Clarke exits after second profit warning in three years.
Tesco has announced that its Chief Executive Philip Clarke is leaving the company in October to be replaced by Unilever executive Dave Lewis, following a new profit warning for the U.K. retailer.
Tesco said on Monday that trading in recent weeks had been more challenging than anticipated and profit in the first half of its financial year would be below expectations. It is Tesco’s second profit warning in Clarke’s three-year tenure, but only its third in nearly two decades, the Wall Street Journal reported.
Lewis, a 27-year Unilever veteran, will join Tesco on Oct. 1. Clarke will then step down as chief executive, but remain with Tesco until January 2015, the company said.
Nick Bubb, independent retail analyst told The Guardian that Clarke inherited the business after it was “milked dry to finance the foolish escapade in the U.S.,” referring to the U.S. Fresh & Easy Neighborhood Market venture that never turned a profit.
Fresh & Easy Neighborhood Market won court approval earlier this month for its plan to exit bankruptcy by paying creditors in full, except for owner Tesco. The company is now known as Old FENM Inc. after Tesco sold most of its Fresh & Easy assets to an affiliate of billionaire Ron Burkle’s Yucaipa Cos.
“As a branding expert, Lewis’ first task will be to define Tesco,” Natalie Berg, global research director at Planet Retail, told CSD in a written statement. “Philip Clarke himself has admitted that the brand has baggage. It doesn’t stand for value, yet it doesn’t stand for quality, and without a clear proposition we fear that Tesco will continue to lose customers to more relevant and better-defined channels.

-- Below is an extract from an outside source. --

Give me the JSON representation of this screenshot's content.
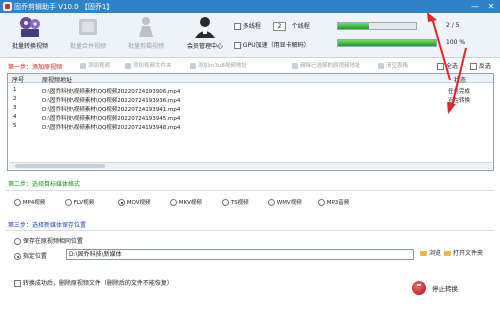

“Being the first ‘outsider’ CEO in Tesco history, Lewis will quickly need to prove that having no direct retail experience isn’t necessarily an impediment to taking on the biggest job in UK retail. The board will be relying on his significant FMCG experience to help steer Tesco safely through the increasingly-fractious price skirmishes currently unsettling the industry,” said Berg.
“Despite Clarke’s relatively short, bumpy stint at the top, we have to remember that when he inherited the business three years ago, the focus was very much on international operations—some of which have since rightly been divested—while its core UK stores were overrun and underinvested,” Berg added.
“Although we feel Clarke has made significant progress on refreshing existing stores, the fundamental issue remains—shoppers are no longer making that big weekly trip to an out-of-town superstore. Unfortunately for Tesco, over half of its stores fall in the 50,000+ square foot bracket,” she added. “A change in leadership may bring some much-needed fresh thinking to Tesco, but the structural shifts in the grocery sector cannot be reversed. Lewis will need to reposition Tesco to adapt to this new normal.”